Can you backup your performance claim? The last time I checked a benchmark that ...

riskneutral · on June 14, 2018

Here is one example: https://appsilondatascience.com/blog/rstats/2017/03/02/r-fas...

I also base this on my own experience. I typically work with 2-3 million row datasets. I found that doing certain data operations was quite slow in plyr but a lot faster in data.table. It’s possible that if I had spent time reordering my plyr pipelines and filtering out unneeded columns or rows, then it would have worked better. However, data.table doesn’t require such planning ahead and thinking about what columns/rows you need to send to the next operation in a pipeline, because multiple operations can be executed from a single data.table call, and the underlying C library is able to make optimized decisions (like dropping columns not requested in the query), similar to an in-memory SQL database. So between dealing with slow code while doing interactive analysis, and/or having to spend time hand-optimizing dplyr pipelines, I found data.table to be a significant improvement in productivity (other than the one-time effort of having to rewrite a few internal packages/scripts to use data.table instead of dplyr)
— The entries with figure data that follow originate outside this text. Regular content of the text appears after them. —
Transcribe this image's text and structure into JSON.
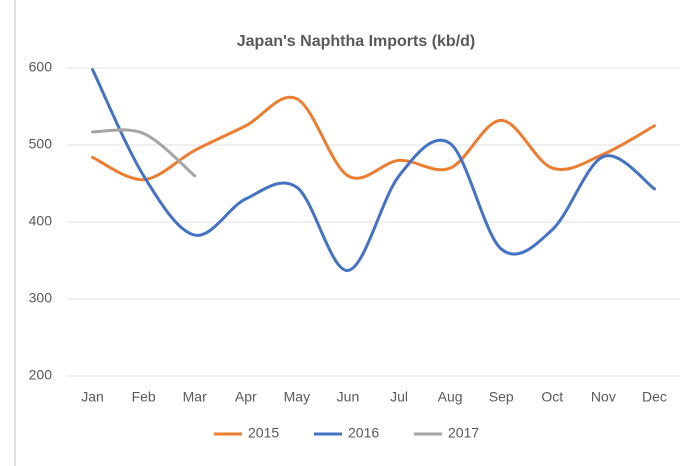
{
  "chart_data": {
    "type": "line",
    "title": "Japan's Naphtha Imports (kb/d)",
    "categories": [
      "Jan",
      "Feb",
      "Mar",
      "Apr",
      "May",
      "Jun",
      "Jul",
      "Aug",
      "Sep",
      "Oct",
      "Nov",
      "Dec"
    ],
    "series": [
      {
        "name": "2015",
        "color": "#ed7d31",
        "values": [
          484,
          455,
          493,
          525,
          560,
          460,
          480,
          470,
          532,
          470,
          488,
          525
        ]
      },
      {
        "name": "2016",
        "color": "#4472c4",
        "values": [
          598,
          460,
          383,
          430,
          445,
          337,
          460,
          502,
          365,
          390,
          485,
          443
        ]
      },
      {
        "name": "2017",
        "color": "#a5a5a5",
        "values": [
          517,
          515,
          460,
          null,
          null,
          null,
          null,
          null,
          null,
          null,
          null,
          null
        ]
      }
    ],
    "ylim": [
      200,
      600
    ],
    "yticks": [
      200,
      300,
      400,
      500,
      600
    ],
    "grid": true,
    "smooth": true,
    "legend": "bottom"
  }
}
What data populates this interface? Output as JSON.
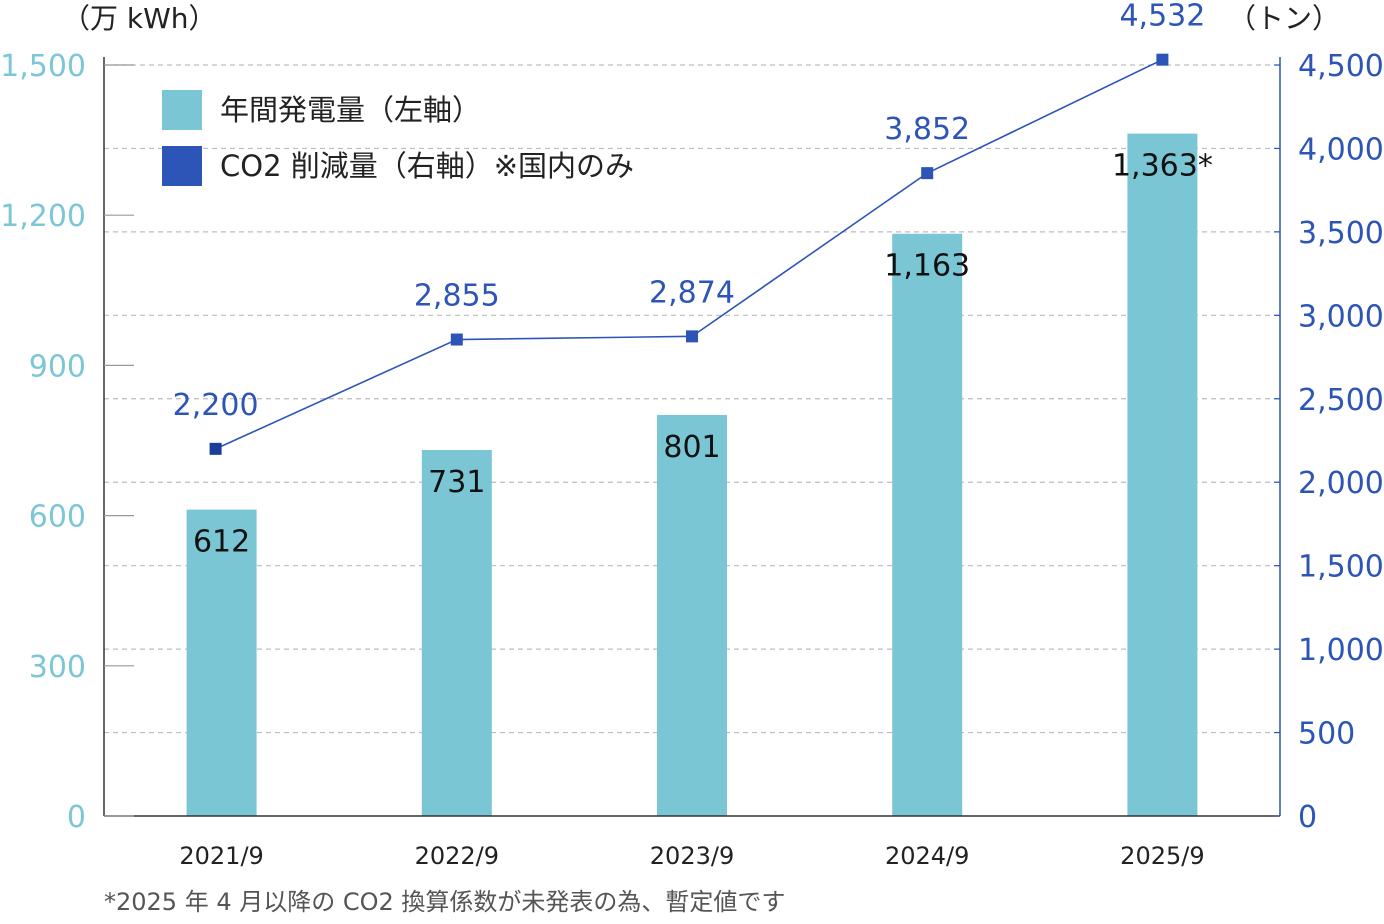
{
  "chart_data": {
    "type": "bar+line",
    "categories": [
      "2021/9",
      "2022/9",
      "2023/9",
      "2024/9",
      "2025/9"
    ],
    "series": [
      {
        "name": "年間発電量（左軸）",
        "type": "bar",
        "axis": "left",
        "values": [
          612,
          731,
          801,
          1163,
          1363
        ],
        "labels": [
          "612",
          "731",
          "801",
          "1,163",
          "1,363*"
        ],
        "color": "#7bc6d4"
      },
      {
        "name": "CO2 削減量（右軸）※国内のみ",
        "type": "line",
        "axis": "right",
        "values": [
          2200,
          2855,
          2874,
          3852,
          4532
        ],
        "labels": [
          "2,200",
          "2,855",
          "2,874",
          "3,852",
          "4,532"
        ],
        "color": "#2d55b7"
      }
    ],
    "left_axis": {
      "unit": "（万 kWh）",
      "range": [
        0,
        1500
      ],
      "ticks": [
        0,
        300,
        600,
        900,
        1200,
        1500
      ],
      "tick_labels": [
        "0",
        "300",
        "600",
        "900",
        "1,200",
        "1,500"
      ]
    },
    "right_axis": {
      "unit": "（トン）",
      "range": [
        0,
        4500
      ],
      "ticks": [
        0,
        500,
        1000,
        1500,
        2000,
        2500,
        3000,
        3500,
        4000,
        4500
      ],
      "tick_labels": [
        "0",
        "500",
        "1,000",
        "1,500",
        "2,000",
        "2,500",
        "3,000",
        "3,500",
        "4,000",
        "4,500"
      ]
    },
    "legend_position": "top-left",
    "grid": true,
    "note": "*2025 年 4 月以降の CO2 換算係数が未発表の為、暫定値です"
  },
  "colors": {
    "bar": "#7bc6d4",
    "line": "#2d55b7",
    "left_axis_text": "#7cc6d6",
    "right_axis_text": "#2d55b7",
    "grid": "#bdbdbd"
  }
}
stewbrew · on June 14, 2018

Thanks for the reference. Why don't you keep your data in a DB? I load almost anything that isn't a small atomic data frame into a RDBMS.

BTW one thing that always made me avoid DT (I even preferred sqldf before dplyr was created) was its IMHO weird syntax. I always found the syntax of (d)plyr much more convenient. ATM it seems to me that dplyr has won the contest of alternative data management libraries. I cannot remember when I last read a blog post, article, or book that preferred DT over dplyr. I'm old enough to have learned that wrt libraries, it's wise to follow the crowd.

stewbrew · on June 14, 2018

About that article: I assume that DT uses an index for that column while dplyr does a full search. If that's really the case the result wouldn't be that much a surprise.